Não sei qual a razão mas fantasiei que nunca terá encontrado quem amar. E li todos os seus livros em busca de uma pálida menção que fosse que me desse qualquer pegada dessa sua travessia pelas terras dos sentimentos e encontrei neles todos os amores possíveis por todas as possibilidades amorosas menos aquela que corre o grave risco de passar por ser o amor convencional: o amor que decorre da lei da atracção universal não dos corpos celestes mas dos corpos humanos, espécie de Lei de Newton da gravitação pela qual as almas se equilibram nas elípticas das suas órbitas sensitivas.
Tinha lido afinal tudo mal porque lera tudo distraidamente.
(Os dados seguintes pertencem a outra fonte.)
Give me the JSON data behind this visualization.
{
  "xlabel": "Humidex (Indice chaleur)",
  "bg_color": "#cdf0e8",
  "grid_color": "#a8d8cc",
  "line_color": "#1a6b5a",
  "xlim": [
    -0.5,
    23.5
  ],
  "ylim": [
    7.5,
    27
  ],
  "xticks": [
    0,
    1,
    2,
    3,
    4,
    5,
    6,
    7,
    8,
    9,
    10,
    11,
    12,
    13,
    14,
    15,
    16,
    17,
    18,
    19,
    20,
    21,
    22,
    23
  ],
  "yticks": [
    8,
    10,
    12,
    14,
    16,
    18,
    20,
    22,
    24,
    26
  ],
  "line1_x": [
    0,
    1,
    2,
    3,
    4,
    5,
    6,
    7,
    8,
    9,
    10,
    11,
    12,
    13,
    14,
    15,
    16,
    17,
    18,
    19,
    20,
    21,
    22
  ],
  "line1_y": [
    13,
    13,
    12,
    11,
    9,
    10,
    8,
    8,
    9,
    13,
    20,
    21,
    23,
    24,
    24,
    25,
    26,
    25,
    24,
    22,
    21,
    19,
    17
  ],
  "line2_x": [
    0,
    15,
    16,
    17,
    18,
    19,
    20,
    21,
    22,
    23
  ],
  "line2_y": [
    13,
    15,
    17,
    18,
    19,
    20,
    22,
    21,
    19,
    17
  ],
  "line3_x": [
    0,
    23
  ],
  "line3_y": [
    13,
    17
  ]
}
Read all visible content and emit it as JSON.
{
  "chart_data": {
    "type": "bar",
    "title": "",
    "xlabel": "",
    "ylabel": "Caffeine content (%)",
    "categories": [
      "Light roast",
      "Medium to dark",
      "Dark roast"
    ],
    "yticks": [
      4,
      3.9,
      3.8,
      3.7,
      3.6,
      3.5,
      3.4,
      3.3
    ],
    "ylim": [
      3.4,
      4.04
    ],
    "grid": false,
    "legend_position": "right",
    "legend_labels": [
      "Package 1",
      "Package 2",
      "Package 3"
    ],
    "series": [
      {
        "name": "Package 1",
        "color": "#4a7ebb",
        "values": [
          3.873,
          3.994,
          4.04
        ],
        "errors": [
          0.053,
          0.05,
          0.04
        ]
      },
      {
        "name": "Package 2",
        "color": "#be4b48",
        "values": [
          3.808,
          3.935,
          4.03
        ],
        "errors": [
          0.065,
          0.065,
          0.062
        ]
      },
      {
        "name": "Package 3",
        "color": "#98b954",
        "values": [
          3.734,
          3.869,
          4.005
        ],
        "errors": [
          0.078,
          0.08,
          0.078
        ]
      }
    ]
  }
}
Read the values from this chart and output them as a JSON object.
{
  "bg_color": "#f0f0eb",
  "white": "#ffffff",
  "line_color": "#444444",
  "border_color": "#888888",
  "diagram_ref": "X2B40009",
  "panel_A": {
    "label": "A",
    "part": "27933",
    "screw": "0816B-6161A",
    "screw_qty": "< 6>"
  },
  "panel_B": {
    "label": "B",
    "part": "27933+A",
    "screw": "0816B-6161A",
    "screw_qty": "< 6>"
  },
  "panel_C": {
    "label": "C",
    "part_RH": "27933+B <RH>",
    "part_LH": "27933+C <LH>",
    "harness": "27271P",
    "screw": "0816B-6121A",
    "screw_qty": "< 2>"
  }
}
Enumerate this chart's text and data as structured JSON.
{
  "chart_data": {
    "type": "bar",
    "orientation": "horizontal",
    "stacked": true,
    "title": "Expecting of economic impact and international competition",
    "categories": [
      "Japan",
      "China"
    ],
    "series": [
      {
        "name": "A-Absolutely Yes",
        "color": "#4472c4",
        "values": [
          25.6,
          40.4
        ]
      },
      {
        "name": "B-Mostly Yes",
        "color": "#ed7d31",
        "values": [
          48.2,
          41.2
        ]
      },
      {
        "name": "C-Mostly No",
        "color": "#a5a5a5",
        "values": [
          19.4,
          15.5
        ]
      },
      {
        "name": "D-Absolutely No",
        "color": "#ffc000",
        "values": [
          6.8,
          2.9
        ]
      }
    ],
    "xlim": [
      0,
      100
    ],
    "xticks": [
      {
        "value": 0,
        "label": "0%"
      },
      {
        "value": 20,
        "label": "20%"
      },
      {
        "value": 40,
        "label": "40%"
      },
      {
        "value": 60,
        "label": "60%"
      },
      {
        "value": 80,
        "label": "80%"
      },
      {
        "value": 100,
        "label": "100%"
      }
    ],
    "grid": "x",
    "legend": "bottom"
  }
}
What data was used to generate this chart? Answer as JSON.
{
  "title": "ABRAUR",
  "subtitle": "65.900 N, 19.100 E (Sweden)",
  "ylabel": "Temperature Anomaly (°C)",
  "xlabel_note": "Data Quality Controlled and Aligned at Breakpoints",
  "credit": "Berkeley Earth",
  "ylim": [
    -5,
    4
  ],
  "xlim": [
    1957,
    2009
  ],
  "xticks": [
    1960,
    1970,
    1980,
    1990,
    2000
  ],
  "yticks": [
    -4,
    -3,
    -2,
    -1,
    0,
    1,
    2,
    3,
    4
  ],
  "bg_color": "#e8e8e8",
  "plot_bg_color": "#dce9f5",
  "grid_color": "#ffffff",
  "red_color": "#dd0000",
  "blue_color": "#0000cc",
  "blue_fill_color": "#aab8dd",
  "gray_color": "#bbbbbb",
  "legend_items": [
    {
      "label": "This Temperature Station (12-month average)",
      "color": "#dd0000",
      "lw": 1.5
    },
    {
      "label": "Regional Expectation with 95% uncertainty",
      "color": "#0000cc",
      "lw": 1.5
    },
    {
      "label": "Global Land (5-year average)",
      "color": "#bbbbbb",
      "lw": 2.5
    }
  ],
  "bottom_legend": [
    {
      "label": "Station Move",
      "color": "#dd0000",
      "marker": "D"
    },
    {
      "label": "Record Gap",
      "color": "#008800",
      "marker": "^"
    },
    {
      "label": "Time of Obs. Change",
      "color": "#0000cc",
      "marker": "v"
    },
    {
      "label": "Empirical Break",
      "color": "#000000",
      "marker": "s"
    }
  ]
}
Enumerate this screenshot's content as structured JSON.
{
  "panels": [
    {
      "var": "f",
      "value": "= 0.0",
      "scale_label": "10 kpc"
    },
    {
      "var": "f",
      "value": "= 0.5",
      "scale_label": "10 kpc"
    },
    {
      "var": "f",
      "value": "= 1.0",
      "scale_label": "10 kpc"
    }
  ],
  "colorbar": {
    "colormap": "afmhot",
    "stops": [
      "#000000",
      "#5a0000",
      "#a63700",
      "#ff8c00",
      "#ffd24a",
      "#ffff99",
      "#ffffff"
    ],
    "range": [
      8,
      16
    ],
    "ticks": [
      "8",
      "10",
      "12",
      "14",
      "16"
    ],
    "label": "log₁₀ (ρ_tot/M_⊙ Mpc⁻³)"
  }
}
Sei que se escrevem já teses de doutoramento sobre a sua escrita, haverá quem tudo leia por querer descortinar pela escrita a sua técnica de vida, como se viver fosse um método e contar o vivido um meio.
Esta noite, porém, abri ao acaso o Estátua de Sal e encontrei-o aquele homem «que não pertencia ao mundo dos mais». Era russo, fumava cachimbo e foi em Hong-Kong, o homem que tinha «os olhos de oiro», o homem que porventura não existiu.
«Não sei se bom se foi mau o nosso amor. sei que foi belo», diz Maria Ondina. «Quantas vezes nos teríamos encontrado? Se penso bem, afigura-se-me tudo um tempo só». Um breve instante, em cada momento a totalidade do tempo.